Financial literacy programs engage students and improve academic performance, financial knowledge, and saving and investing habits.

Another aspect to ensuring Americans are able to grow savings – and one in which the financial industry strives to play a vital role – is financial literacy education, importantly starting at an early age. The SIFMA Foundation is dedicated to fostering knowledge and understanding of the financial markets for individuals of all backgrounds, with a focus on youth.

Drawing on the support and expertise of the financial industry, the SIFMA Foundation provides financial education programs and tools that strengthen economic opportunity across communities and increase individuals’ awareness of and access to the benefits of the global marketplace. The programs reach 600,000 high school, middle school and elementary school students from more than 12,000 schools nationwide each year with critical financial literacy programs. This includes 300,000 girls and more than 200,000 students of color each year.

Confirmed both anecdotally from teachers and by research from FINRA and American Institutes for Research (AIR), the financial literacy programs engage students and improve academic performance, financial knowledge, and saving and investing habits. Additionally, the National Assessment of Educational Progress found a positive and significant relationship with students’ test scores in Economics, while the Jump$tart Coalition for Personal Financial Literacy found high school students who participated in a stock market game “did significantly better than other students on the financial literacy exam.”

What Public Policy Can Do

We need to boost retirement savings, enable Americans to save more, promote financial literacy and support a strong retail investor culture.

What more can public policy do to improve everyday savers’ ability to grow their money for a secure financial future? We need to boost retirement savings, enable Americans to save more, promote financial literacy and support a strong retail investor culture. Specifically, we are supportive of policy options that will support and incentivize small businesses to offer retirement plans, enable older Americans to save more and hold on to their savings longer, and allow matching contributions for student loan payments.

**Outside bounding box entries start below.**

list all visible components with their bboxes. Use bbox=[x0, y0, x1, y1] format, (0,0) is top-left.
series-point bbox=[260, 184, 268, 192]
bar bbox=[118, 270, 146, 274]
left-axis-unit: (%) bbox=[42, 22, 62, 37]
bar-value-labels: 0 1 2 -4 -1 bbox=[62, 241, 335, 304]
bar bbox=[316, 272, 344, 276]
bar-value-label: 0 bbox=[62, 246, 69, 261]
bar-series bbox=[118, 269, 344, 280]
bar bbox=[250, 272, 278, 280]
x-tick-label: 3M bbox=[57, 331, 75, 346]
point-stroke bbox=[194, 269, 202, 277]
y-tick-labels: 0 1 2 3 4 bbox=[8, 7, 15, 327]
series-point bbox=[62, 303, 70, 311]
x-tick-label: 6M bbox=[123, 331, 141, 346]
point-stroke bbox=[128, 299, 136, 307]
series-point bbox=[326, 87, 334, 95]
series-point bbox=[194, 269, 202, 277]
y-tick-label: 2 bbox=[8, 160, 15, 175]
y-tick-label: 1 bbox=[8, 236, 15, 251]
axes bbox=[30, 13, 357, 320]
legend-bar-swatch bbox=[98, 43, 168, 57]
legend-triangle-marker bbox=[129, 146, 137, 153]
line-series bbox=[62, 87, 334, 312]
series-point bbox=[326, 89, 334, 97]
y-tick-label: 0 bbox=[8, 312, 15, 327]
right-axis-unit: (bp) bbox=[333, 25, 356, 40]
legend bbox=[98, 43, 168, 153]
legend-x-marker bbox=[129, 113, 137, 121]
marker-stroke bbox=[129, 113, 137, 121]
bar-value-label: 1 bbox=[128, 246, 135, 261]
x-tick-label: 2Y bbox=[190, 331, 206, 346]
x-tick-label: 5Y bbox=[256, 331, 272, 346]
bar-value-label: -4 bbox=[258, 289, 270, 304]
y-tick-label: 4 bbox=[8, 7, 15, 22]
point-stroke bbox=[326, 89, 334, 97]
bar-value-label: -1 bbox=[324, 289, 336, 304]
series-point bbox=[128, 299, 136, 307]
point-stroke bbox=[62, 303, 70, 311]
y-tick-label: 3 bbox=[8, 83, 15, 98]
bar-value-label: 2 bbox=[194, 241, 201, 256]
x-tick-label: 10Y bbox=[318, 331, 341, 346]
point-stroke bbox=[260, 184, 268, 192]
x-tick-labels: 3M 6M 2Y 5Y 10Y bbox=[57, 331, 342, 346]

The Message Needs to Be Loud and Clear

Overall, the message needs to get out loud and clear – individuals of all income levels should be able to get started in investing, invest for the long-term, and consider working with a professional financial advisor for the sake of your financial health and stability.

Kenneth E. Bentsen, Jr. is president and CEO of SIFMA, the voice of the nation’s securities industry. He is also chief executive officer of the Global Financial Markets Association (GFMA).